Simple binary serialization¶
Simple binary serialization (SBS) features:
schema based
small schema language optimized for human readability
schema re-usability and organization into modules
small number of built in types
polymorphic data types
binary serialization
designed to enable simple and efficient implementation
optimized for small encoded data size
Example of SBS schema:
module Module
Entry(K, V) = Record {
key: K
value: V
}
Collection(K) = Choice {
null: None
bool: Entry(K, Boolean)
int: Entry(K, Integer)
float: Entry(K, Float)
str: Entry(K, String)
bytes: Entry(K, Bytes)
}
IntKeyCollection = Collection(Integer)
StrKeyCollection = Collection(String)
Schema definition¶
SBS shemas are written as UTF-8 encoded files with .sbs file extension.
Characters ,
, space, \t
, \r
and \n
are considered white-space
characters and are ignored. Characters (
, )
, {
, }
, :
, =
and white-space characters are used as delimiters between other identifiers.
All other valid identifiers are defined by regex [A-Za-z][A-Za-z0-9_]*
.
Character #
is used as start of comment that spans to the end of line.
Each file represents single SBS schema module. Name of SBS module is defined
by module <name>
directive where <name>
represents user-defined
module name. This directive is only mandatory part of each SBS schema and
should be placed at the beginning of each .sbs file. Example of minimal valid
SBS schema:
module ModuleName
Rest of .sbs files contains arbitrary number of user-defined types. Each type
definition is written as <new_type>(<t1> <t2> ...) = <other_type>
where:
<new_type>
Name of new user-defined type.
<t1>
,<t2>
, …Identifiers representing parametric data type arguments used in
<other_type>
definition. If these arguments are not used, parenthesis can be omitted.<other_type>
Other user defined or built in type which encoding should be used for encoding of
<new_type>
. User defined types are specified as<module_name>.<type_name>(<t1> <t2> ...)
. If<type_name>
refers to type defined in same module,<module_name>.

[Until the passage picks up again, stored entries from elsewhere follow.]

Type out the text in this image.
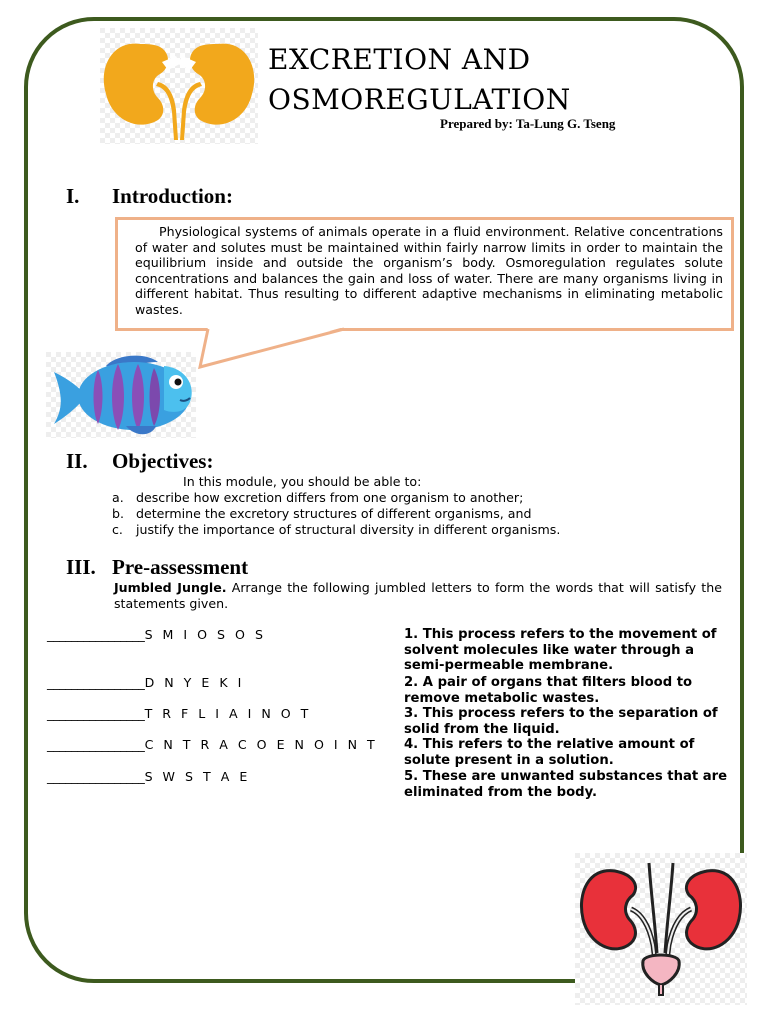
EXCRETION AND
OSMOREGULATION
Prepared by: Ta-Lung G. Tseng
I. Introduction:

Physiological systems of animals operate in a fluid environment. Relative concentrations of water and solutes must be maintained within fairly narrow limits in order to maintain the equilibrium inside and outside the organism’s body. Osmoregulation regulates solute concentrations and balances the gain and loss of water. There are many organisms living in different habitat. Thus resulting to different adaptive mechanisms in eliminating metabolic wastes.

II. Objectives:
In this module, you should be able to:
a. describe how excretion differs from one organism to another;
b. determine the excretory structures of different organisms, and
c. justify the importance of structural diversity in different organisms.
III. Pre-assessment

Jumbled Jungle. Arrange the following jumbled letters to form the words that will satisfy the statements given.

________________S M I O S O S
________________D N Y E K I
________________T R F L I A I N O T
________________C N T R A C O E N O I N T
________________S W S T A E

1. This process refers to the movement of solvent molecules like water through a semi-permeable membrane.

2. A pair of organs that filters blood to remove metabolic wastes.

3. This process refers to the separation of solid from the liquid.

4. This refers to the relative amount of solute present in a solution.

5. These are unwanted substances that are eliminated from the body.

can be omitted. If user defined type is not parametric data type, parenthesis should be omitted.
Data types¶
Builtin data types include:
simple data types
None
Data type without value.
Boolean
Data type with two possible values representing true and false.
Integer
Unconstrained signed integer value.
Float
Floating point value that can be encoded with 8 bytes according to IEEE 754.
String
UTF-8 encoded string value.
Bytes
Array of byte values of arbitrary length.
composite data types
Array(<t>)
Parametric data type that defines arbitrary length Array where all elements are of type defined by
<t>
.Record { <entry1>: <t1>, <entry2>: <t2>, ... }
Collection of user-defined entries where each entry has entry identifier (
<entry1>
,<entry2>
, …) and entry type (<t1>
,<t2>
, …). Encoded data must contain all entries specified by type definition. Number of entries should be greather than zero.Choice { <entry1>: <t1>, <entry2>: <t2>, ... }
Type that can represent one of types defined by
<t1>
,<t2>
, … Encoded data must contain only single entry identified by entry identifier (<entry1>
,<entry2>
, …). Choice definition should contain at least one entry definition.
derived data types
These include predefined types that can be expressed as:
Optional(a) = Choice { none: None value: a }
PEG grammar¶
Module <- OWS 'module' MWS Identifier TypeDefinitions OWS EOF
TypeDefinitions <- (MWS TypeDefinition (MWS TypeDefinition)*)?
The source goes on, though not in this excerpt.